Elle ne permet cependant que de remonter à 26 000 ans calendaires
(il y a 26 000 ans réels, c'est-à-dire 24 000 avant
notre ère). Elle a été établie à partir
de fossiles d'arbres datés par la dendrochronologie
(1) et
de sédiments varvés (2)
et de coraux datés par la méthode uranium-thorium. D'autres
courbes tentent de remonter jusqu'à 50 000 ans, CalPal
par exemple.
Les récifs coralliens enregistrent les variations climatiques. Les
échantillons de coraux fossiles prélevés par forage sont
datés par le C14 et par la méthode uranium-thorium.

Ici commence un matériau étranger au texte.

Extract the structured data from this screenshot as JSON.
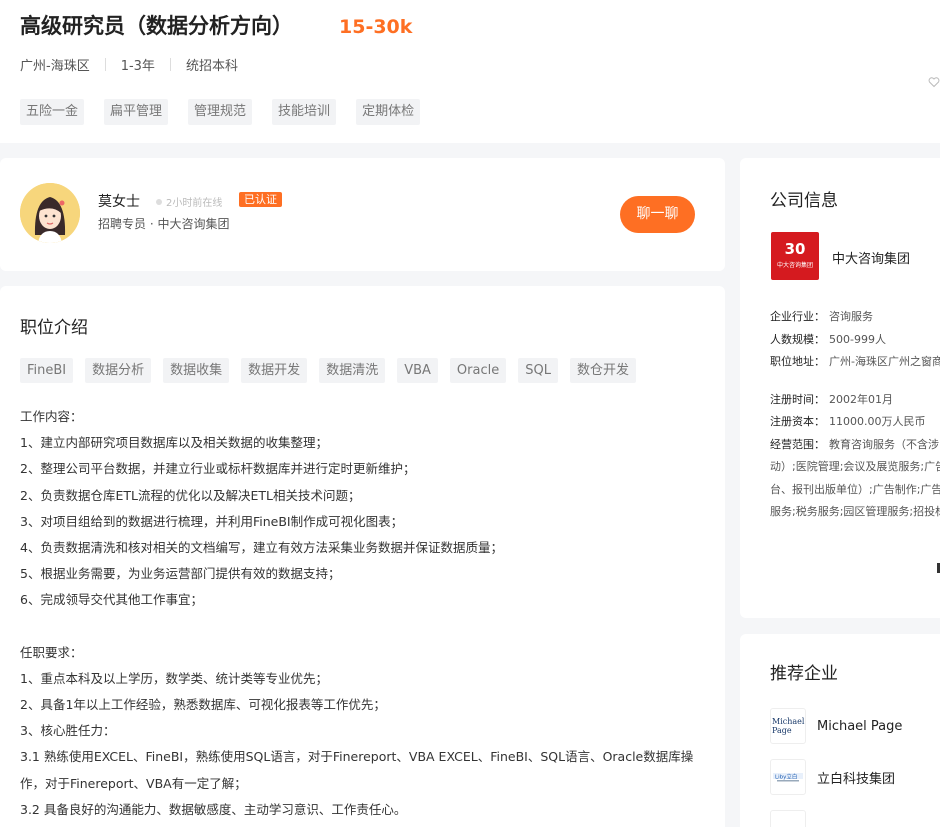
{
  "job": {
    "title": "高级研究员（数据分析方向）",
    "salary": "15-30k",
    "meta": [
      "广州-海珠区",
      "1-3年",
      "统招本科"
    ],
    "welfare": [
      "五险一金",
      "扁平管理",
      "管理规范",
      "技能培训",
      "定期体检"
    ]
  },
  "recruiter": {
    "name": "莫女士",
    "online": "2小时前在线",
    "badge": "已认证",
    "subtitle": "招聘专员 · 中大咨询集团",
    "chat_label": "聊一聊"
  },
  "description": {
    "title": "职位介绍",
    "skills": [
      "FineBI",
      "数据分析",
      "数据收集",
      "数据开发",
      "数据清洗",
      "VBA",
      "Oracle",
      "SQL",
      "数仓开发"
    ],
    "lines": [
      "工作内容：",
      "1、建立内部研究项目数据库以及相关数据的收集整理；",
      "2、整理公司平台数据，并建立行业或标杆数据库并进行定时更新维护；",
      "2、负责数据仓库ETL流程的优化以及解决ETL相关技术问题；",
      "3、对项目组给到的数据进行梳理，并利用FineBI制作成可视化图表；",
      "4、负责数据清洗和核对相关的文档编写，建立有效方法采集业务数据并保证数据质量；",
      "5、根据业务需要，为业务运营部门提供有效的数据支持；",
      "6、完成领导交代其他工作事宜；",
      "",
      "任职要求：",
      "1、重点本科及以上学历，数学类、统计类等专业优先；",
      "2、具备1年以上工作经验，熟悉数据库、可视化报表等工作优先；",
      "3、核心胜任力：",
      "3.1 熟练使用EXCEL、FineBI，熟练使用SQL语言，对于Finereport、VBA EXCEL、FineBI、SQL语言、Oracle数据库操",
      "作，对于Finereport、VBA有一定了解；",
      "3.2 具备良好的沟通能力、数据敏感度、主动学习意识、工作责任心。"
    ]
  },
  "company": {
    "section_title": "公司信息",
    "logo_text": "30",
    "logo_sub": "中大咨询集团",
    "name": "中大咨询集团",
    "industry_label": "企业行业：",
    "industry": "咨询服务",
    "size_label": "人数规模：",
    "size": "500-999人",
    "address_label": "职位地址：",
    "address": "广州-海珠区广州之窗商",
    "reg_time_label": "注册时间：",
    "reg_time": "2002年01月",
    "capital_label": "注册资本：",
    "capital": "11000.00万人民币",
    "scope_label": "经营范围：",
    "scope": "教育咨询服务（不含涉",
    "scope_lines": [
      "动）;医院管理;会议及展览服务;广告",
      "台、报刊出版单位）;广告制作;广告",
      "服务;税务服务;园区管理服务;招投标"
    ]
  },
  "recommend": {
    "title": "推荐企业",
    "items": [
      {
        "name": "Michael Page",
        "logo": "Michael Page"
      },
      {
        "name": "立白科技集团",
        "logo": "立白"
      }
    ]
  }
}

Dans certains
sédiments marins, les événements climatiques datés
par C14 se traduisent par des variations des types d'espèces de foraminofères,
des organismes marins, et par des variations des constituants chimiques des
sédiments marins. Ces événements climatiques sont corrélés
avec ceux détectés dans les carottes de glace : les refroidissements
et les réchauffements du climat modifient la composition isotopique
de l'oxygène des glaces et sont datés par comptage des couches
annuelles de glace.
Les courbes de calibration, difficiles à établir en raison de
la rareté des échantillons exploitables, corrigent les valeurs
obtenues par la datation au C14. C'est ainsi que la peinture de la "vache
qui saute" à Lascaux, datée de 17 000 ans 14C BP,
a en réalité 19 000 ans d'âge calendaire. La peinture
d'un rhinocéros dans la grotte Chauvet a été estimée
à 31 000 ans C14 BP. Les courbes proposées par les équipes
de Hughen et de Bard coïncident pour ce point pour suggérer un
âge calendaire de 36 000 ans.
De
meilleures méthodes de mesure du carbone 14
Pour que le compteur ne mesure que la radioactivité
bêta de l'échantillon, il est protégé
du rayonnement cosmique parasite : on place le compteur et l'échantillon
dans un "château de plomb", parfois lui-même entouré
par une épaisseur d'un mètre d'eau. Certains laboratoires mesurant
de très faibles radioactivités sont souterrains, l'épaisseur
des roches arrêtant les rayons cosmiques. Des compteurs externes permettent
d'identifier les rayonnements cosmiques qui passent malgré tout, et
qui seront retranchés des désintégrations mesurées.
Utilisé depuis une dizaine d'années, le spectromètre
de masse couplé à un accélérateur de particules
(AMS) permet de dater des échantillons plus anciens (jusqu'à
45 000 ans) et de plus petites tailles (1 mg de carbone suffit), ce qui
évite de sacrifier le spécimen à étudier.